Mas entre os pagamentos, Ana revelou que estava grávida. Isso não afetou seu trabalho, mas a segunda parcela do bônus chegou no mesmo valor que a primeira. Logicamente o banco não disse que o bônus menor do que o esperado era em razão da gravidez, mas ela tinha certeza que esse era o motivo. O banco não lhe ofereceu nenhuma explicação. “O preconceito é velado”, disse ela. “É difícil lutar contra isso.”

No ano seguinte, após retornar da licença-maternidade de seis meses, Ana não recebeu qualquer bônus. Zero. Ela disse ao seu supervisor que deveria ao menos receber o bônus correspondente aos seis meses em que trabalhou, mas não recebeu.

Pagar às mulheres menos do que aos homens pelo mesmo trabalho não apenas expõe as empresas a possíveis ações judiciais, mas também é prejudicial aos negócios.

Jairo Okret, Líder da Prática de Tecnologia na América Latina da Korn Ferry, uma empresa internacional de consultoria e recrutamento, contou que as empresas que constroem uma reputação de serem justas e de disporem de um ambiente de trabalho de respeito e valorização das mulheres são melhores na retenção de trabalhadores de alto desempenho, o principal ativo de qualquer negócio.

Ana, por exemplo, considerou deixar o banco. “Fiquei bem chateada”, contou. Ela continuou apenas porque o banco a promoveu– uma prova, argumenta, de que os bônus reduzidos não ocorreram devido a um desempenho ruim. Apesar da promoção, ela nunca recebeu o bônus ora devido.

Bancos com mais mulheres em seus conselhos têm melhor desempenho e estão melhor preparados financeiramente para uma possível crise, mostrou um estudo recente do Fundo Monetário Internacional (FMI) sobre 800 bancos ao redor do mundo.

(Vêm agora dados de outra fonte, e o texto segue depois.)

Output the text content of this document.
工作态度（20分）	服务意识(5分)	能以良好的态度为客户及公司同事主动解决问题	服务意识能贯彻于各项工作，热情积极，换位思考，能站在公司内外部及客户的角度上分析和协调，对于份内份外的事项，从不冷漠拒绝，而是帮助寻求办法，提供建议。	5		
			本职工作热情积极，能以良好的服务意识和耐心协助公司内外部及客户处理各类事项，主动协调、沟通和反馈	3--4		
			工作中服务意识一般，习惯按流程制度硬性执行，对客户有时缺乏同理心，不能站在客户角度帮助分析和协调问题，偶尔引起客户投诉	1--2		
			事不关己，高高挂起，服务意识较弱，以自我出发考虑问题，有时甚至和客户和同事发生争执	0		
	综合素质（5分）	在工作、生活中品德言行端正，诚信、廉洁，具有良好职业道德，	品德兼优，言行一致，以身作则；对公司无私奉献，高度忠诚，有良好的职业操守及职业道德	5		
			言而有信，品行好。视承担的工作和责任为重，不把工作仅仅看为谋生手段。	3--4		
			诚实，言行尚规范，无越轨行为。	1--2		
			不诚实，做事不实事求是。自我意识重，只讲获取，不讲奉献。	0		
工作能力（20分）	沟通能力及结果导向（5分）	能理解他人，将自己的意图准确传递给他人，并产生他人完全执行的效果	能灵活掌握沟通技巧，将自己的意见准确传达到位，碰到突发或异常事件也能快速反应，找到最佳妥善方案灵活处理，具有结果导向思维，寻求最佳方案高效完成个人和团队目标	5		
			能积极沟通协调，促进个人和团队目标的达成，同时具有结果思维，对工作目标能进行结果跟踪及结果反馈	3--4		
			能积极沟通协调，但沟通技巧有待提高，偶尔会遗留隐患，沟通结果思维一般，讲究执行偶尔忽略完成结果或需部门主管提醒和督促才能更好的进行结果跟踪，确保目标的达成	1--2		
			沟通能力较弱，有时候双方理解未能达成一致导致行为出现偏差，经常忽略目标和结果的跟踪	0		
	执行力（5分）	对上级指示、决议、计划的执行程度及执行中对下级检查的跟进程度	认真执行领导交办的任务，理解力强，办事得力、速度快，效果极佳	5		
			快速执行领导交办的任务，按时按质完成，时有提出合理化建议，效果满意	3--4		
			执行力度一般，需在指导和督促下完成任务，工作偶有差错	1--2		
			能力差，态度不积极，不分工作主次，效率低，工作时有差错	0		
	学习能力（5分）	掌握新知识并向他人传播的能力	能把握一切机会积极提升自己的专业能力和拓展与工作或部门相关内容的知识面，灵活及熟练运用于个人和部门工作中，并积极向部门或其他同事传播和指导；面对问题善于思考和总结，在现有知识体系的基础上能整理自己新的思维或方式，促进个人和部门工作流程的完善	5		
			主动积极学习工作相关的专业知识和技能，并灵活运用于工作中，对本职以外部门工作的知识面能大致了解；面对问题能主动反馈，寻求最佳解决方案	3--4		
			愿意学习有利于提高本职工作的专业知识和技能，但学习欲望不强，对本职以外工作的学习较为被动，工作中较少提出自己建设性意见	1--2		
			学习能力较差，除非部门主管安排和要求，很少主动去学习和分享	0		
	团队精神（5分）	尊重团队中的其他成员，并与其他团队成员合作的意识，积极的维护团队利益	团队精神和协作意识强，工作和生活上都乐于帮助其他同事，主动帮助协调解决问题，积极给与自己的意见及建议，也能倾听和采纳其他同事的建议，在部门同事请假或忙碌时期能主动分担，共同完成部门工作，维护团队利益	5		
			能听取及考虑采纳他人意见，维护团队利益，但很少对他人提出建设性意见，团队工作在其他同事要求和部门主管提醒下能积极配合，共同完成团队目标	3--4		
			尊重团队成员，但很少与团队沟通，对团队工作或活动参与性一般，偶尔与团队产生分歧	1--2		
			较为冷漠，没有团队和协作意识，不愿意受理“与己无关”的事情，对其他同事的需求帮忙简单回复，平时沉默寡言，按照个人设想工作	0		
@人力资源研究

Os pesquisadores encontraram indícios de que as mulheres que superam os obstáculos para avançar no setor financeiro são singularmente qualificadas e eficientes, e isso é excelente para as empresas. Porém, mulheres não deveriam ter que provar a habilidade de superar a discriminação para demonstrar seu valor. Os dados do FMI também mostram que a diversidade de opiniões e experiências leva a melhores decisões. Ponto final.

O governo tem um papel a desempenhar na garantia da igualdade salarial entre homens e mulheres. Nos Estados Unidos, a lei de remuneração justa de 2009 (“Lilly Ledbetter Fair Pay Act”) implementou uma proteção contra a discriminação salarial e, em 2016, o então presidente Barack Obama criou o Compromisso de Equiparação Salarial (“Equal Pay Pledge”). Mais de cem das maiores empresas dos Estados Unidos assumiram compromissos para identificar e corrigir desigualdades salariais entre homens e mulheres. Na Europa, vários países   promulgaram medidas de transparência que revelam disparidades salariais entre homens e mulheres nas empresas.

Um recente relatório do Banco Mundial afirma que os países estão perdendo bilhões de dólares por conta das diferenças na remuneração entre mulheres e homens. No Brasil, um estudo acadêmico de 3.000 cidades mostra que a disparidade salarial entre homens e mulheres reduz o crescimento econômico.

Os novos membros do Congresso e do Executivo que tomarão posse em janeiro deveriam garantir que as mulheres brasileiras, como Ana, recebam remunerações justas  por seu trabalho. Será bom para as mulheres e bom para todo o Brasil.

César Muñoz é pesquisador sênior para o Brasil na Divisão das Américas da Human Rights Watch.